Dub Narcotic Sound System/The Sub-Debs
With the thrill of traveling to see well-respected icons comes the risk of bitter disappointment. Monday night’s show at The Bottleneck started out intriguingly enough, with The Sub-Debs offering their two-woman take on that point where pop and punk meet. The Sub-Debs’ songs rarely exceeded the two-minute mark, and often the group’s banter between the songs lasted longer than its brief endeavor to an aural plain of mini-bridges. The drum machine didn’t miss a beat, and neither did the group’s bassist and guitarist, who gave the Sub Debs a sound reminiscent of what the Breeders might have been if drugs and men did not exist. As for the conversation, after one of the members recalled a slogan she had learned from The Bottleneck’s infamous VIP-room walls (“Piss ’em off, clam ’em down, prop ’em up, and go to town”), the distinction between sex and playing live music became increasingly blurred (the wails punctuating the last few songs didn’t help), and there was little else to be said.

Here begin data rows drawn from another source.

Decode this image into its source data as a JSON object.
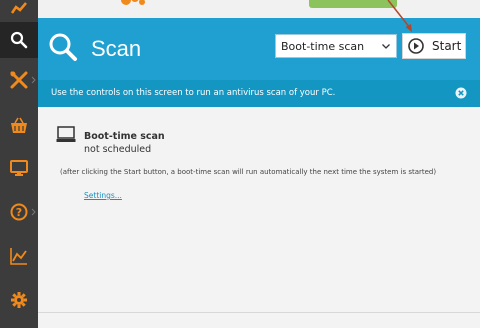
{
  "header": {
    "title": "Scan",
    "scan_type_selected": "Boot-time scan",
    "start_label": "Start"
  },
  "info_bar": {
    "text": "Use the controls on this screen to run an antivirus scan of your PC."
  },
  "content": {
    "boot_title": "Boot-time scan",
    "boot_status": "not scheduled",
    "note": "(after clicking the Start button, a boot-time scan will run automatically the next time the system is started)",
    "settings_link": "Settings..."
  },
  "sidebar": {
    "items": [
      {
        "icon": "status-icon"
      },
      {
        "icon": "search-icon"
      },
      {
        "icon": "tools-icon"
      },
      {
        "icon": "store-icon"
      },
      {
        "icon": "monitor-icon"
      },
      {
        "icon": "help-icon"
      },
      {
        "icon": "statistics-icon"
      },
      {
        "icon": "settings-gear-icon"
      }
    ]
  },
  "colors": {
    "header_blue": "#1fa0d0",
    "info_blue": "#1396c2",
    "sidebar_dark": "#3c3c3c",
    "accent_orange": "#f08a1c",
    "link_blue": "#1a8fc0"
  }
}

After that promising opening set, the “good draw for a Monday” crowd settled in for what many hoped was a night of steady lounging with their rock idol, Calvin Johnson, who heretofore had been wandering the bar sporting Mickey Mouse-size ear goggles and looking every bit the eccentric music-maker he’s cracked up to be. Unfortunately, this eccentricity resulted in a set that transcended the calm Johnson promised (“because everyone ate way too much chocolate yesterday”) and went on to resemble a band following its sleepwalking leader. At previous shows, the Dub Narcotic Sound System possessed a certain charm and grace that seemed to make the group a good fit for a Vegas lounge show while demonstrating the sort of manic energy that made DNSS seem right at home in a smoky bar. Whether it was Johnson’s eerily coordinated yet clumsy maneuvers around the dance floor or that distinctive bounce that accompanied the Dub Narcotic sound, fans could always be guaranteed an entertaining show, even when the music suffered. On this night, however, Johnson was satisfied with making a remarkably rare display of his musicianship, presenting one song after another that consisted mainly of Dub Narcotic’s trademark bass line, some excellent drumming, and Johnson’s noodling away like a burnt-out surfer on a high-tone guitar. Fans who came looking for the old (young) Johnson couldn’t help but be disappointed, and those who came hoping to hear his beautiful baritone were even more dismayed, because he sang one only one of the evening’s selections.
There must be some leeway given to someone who has been such a creative force in the music world for so many years. Some, but not much. As my friend pointed out, “you can’t tell whether he’s serious or this is all just a big joke.” If it was the latter, the joke is surely on the throngs of hipsters gathered around the stage and eating up every bit of this Dub show. They likely won’t be laughing when the next incarnation of the Dub Narcotic Sound System rolls into town.